Auslöser der Aktion war Medienberichten zufolge das Video von Schülern aus Florida. „Eines Tages stand ich vor meiner Klasse“, erzählt die Schülerin, die bei Twitter „Emili“ heißt, der Trend-Newsseite „Inverse“. Eine Freundin habe daraufhin gesagt: „Hey, du siehst aus wie ein Mannequin“. Weitere Freunde seien dazugekommen und hätten wie Schaufensterpuppen posiert. Schließlich veröffentlichten sie das Video mit dem Hastag #MannequinChallenge.

Anders als bei der „Ice Bucket Challenge“, die 2014 das Netz flutete, geht es dabei nicht um einen guten Zweck. Anders ist auch, dass Teilnehmer andere nicht zum Mitmachen nominieren. Doch was macht dann den Reiz aus? „Dass die Leute Lust haben, mitzumachen, hat sicherlich auch mit dem spielerischen Charakter der Aktion zu tun, das Leben einfach mal anhalten“, sagt Buggert. „So wie früher beim Stoppessen auf Kindergeburtstagen.“ Und: Jedes geteilte Video inspiriere andere dazu, etwas Eigenes zu machen.

Der Kardashian-Clan ging sogar so weit, die „Mannequin Challenge“ in einen Kreißsaal zu verlagern. Blac Chyna, Freundin von Rob Kardashian, hielt dazu bei der Geburt ihres Kindes inne.
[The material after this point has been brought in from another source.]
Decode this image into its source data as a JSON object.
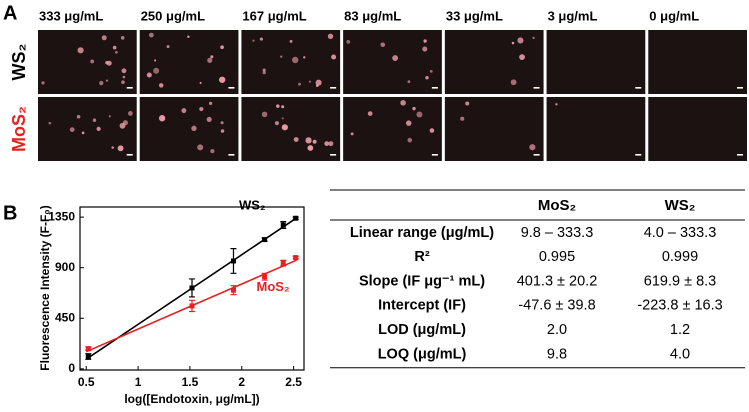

Ebenso wie die „Ice Bucket Challenge“ oder andere Internet-Trends wie die „Biernominierung“, der „Gangnam Style“ oder „Planking“ dürfte aber auch die „Mannequin Challenge“ von kurzer Lebensdauer sein. Die Videos würden auch gedreht, um sich selbst gut darzustellen, erklärt Medienforscher Buggert. „Wenn es ein alter Hut ist, dann ich mich damit nicht mehr profilieren.“

Tatsächlich steht schon der nächste Netz-Trend in den Startlöchern: Unter #TrumpsComingChallenge oder #TrumpIsComingChallenge laden Nutzer derzeit Videos hoch, in denen jemand ruft, dass der künftige US-Präsident Donald Trump kommt - woraufhin Massen von Menschen schreiend davonrennen.